During National Apprenticeship Week, Claire, 48, said: “I have been working as a chef for the last 20 years and was made redundant. I decided I was going to try something new and was driven towards a practical career after attending LiveWest’s Women in Trades Day. It just confirmed what I thought I already knew — that I wanted to work in a practical profession.

“It was always a tricky one as retraining at my age could be viewed as daunting. The other bit was whether an apprenticeship was right for someone like me. On the surface, an apprenticeship is for young people but that isn’t how it is. LiveWest made it very clear that they like to train people of all ages and your age would not be seen as a barrier. That gave me the comfort to apply for an organisation that I know are diverse and inclusive and invest in all of its people.
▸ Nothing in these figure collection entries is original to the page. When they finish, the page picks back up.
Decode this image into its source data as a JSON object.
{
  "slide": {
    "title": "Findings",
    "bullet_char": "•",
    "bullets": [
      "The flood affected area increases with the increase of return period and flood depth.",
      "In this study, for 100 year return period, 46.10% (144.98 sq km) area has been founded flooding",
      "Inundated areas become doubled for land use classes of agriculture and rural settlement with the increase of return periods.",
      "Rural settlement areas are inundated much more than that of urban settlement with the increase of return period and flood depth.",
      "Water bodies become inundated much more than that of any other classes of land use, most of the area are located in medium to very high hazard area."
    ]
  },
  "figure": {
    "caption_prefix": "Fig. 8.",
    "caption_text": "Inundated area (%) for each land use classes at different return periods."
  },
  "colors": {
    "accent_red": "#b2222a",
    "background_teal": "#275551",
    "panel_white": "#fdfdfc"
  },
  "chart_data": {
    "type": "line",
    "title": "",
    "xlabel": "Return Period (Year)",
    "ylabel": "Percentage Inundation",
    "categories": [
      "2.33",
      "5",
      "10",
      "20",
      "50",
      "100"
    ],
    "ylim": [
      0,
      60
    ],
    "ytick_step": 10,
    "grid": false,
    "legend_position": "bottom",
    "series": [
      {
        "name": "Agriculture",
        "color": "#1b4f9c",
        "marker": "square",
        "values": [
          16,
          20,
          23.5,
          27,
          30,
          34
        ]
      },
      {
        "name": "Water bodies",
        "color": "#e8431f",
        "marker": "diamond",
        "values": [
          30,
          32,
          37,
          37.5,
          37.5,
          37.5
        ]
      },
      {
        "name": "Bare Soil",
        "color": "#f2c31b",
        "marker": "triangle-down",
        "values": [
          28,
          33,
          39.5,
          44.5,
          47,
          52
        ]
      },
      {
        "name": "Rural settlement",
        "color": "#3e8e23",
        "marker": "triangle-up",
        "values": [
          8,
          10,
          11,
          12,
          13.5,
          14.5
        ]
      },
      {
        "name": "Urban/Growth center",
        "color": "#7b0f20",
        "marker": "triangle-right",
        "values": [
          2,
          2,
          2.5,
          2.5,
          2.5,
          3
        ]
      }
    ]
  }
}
“So I took the plunge and applied for the role. I was absolutely delighted when I discovered I had been successful. With LiveWest paying the National Living Wage, it meant I could realistically afford to apply for an apprenticeship. I haven’t looked back since.”

“It is the best move I have ever made and I thoroughly recommend doing an apprenticeship with LiveWest. I love going to work every day and couldn’t be happier.”

Having served in the Royal Navy and carving out a successful spell in nursing, Georgia Roberts was still searching for her desired career path. After leaving school at the age of 16, Plymouth-born Georgia joined the Royal Navy as a Communications Specialist in 2008. Her role saw her maintaining the safety of ships and other vessels using radar and solar systems.

Georgia decided to leave the forces in 2012 and immediately launched a career in nursing. But despite excelling in the health sector, Georgia still had an itch to fulfil her career ambition of moving into a practical trade.

Yet it was only when housing association, LiveWest, advertised for apprentices to work across their trades’ services, that Georgia felt compelled to take the plunge. A successful interview process culminated in her being appointed as an apprentice Gas and Engineer and she is delighted to have made the move.

Georgia, 31, said: “I thought my dream had gone as I am in my 30s and couldn’t really afford to start again as an apprentice. I am someone who used to do DIY around the house when I was younger. I always like doing practical jobs and trying my hand at different things.

“Since joining LiveWest, I have loved every minute of my job. Everyone is so supportive, I have got a great mentor and there are some fantastic opportunities here. It is great to go into a customer’s home and actually make a difference by fixing something or installing something new that will help them enjoy their home even more.

“It is great to see an organisation promote trades to women and actively looking to increase the diversity in all areas. Trades have often been seen as a male job, but more and more women are breaking into this field and the stereotypes are changing. It kind of reflects the change in the way society views things and that can only be a good thing.”

Liane Sheppard, Director of Property Services for LiveWest, said: “Women are not well represented in skilled trades, and we have taken steps to address that by giving them opportunities at LiveWest. We have some great female role models already working across our trades, but we want more. We want to empower more women to pursue a trades career.

“LiveWest is committed to welcoming female colleagues to our trades and this could be the start of an exciting journey for those interested in launching or changing their careers. We are also looking to increase the diversity of our apprentices to ensure we have continue to welcome people from a diverse range of backgrounds, cultures and ages. We will be advertising for our next group of apprentices over the next few months and will ensure that we are inclusive in our recruitment.”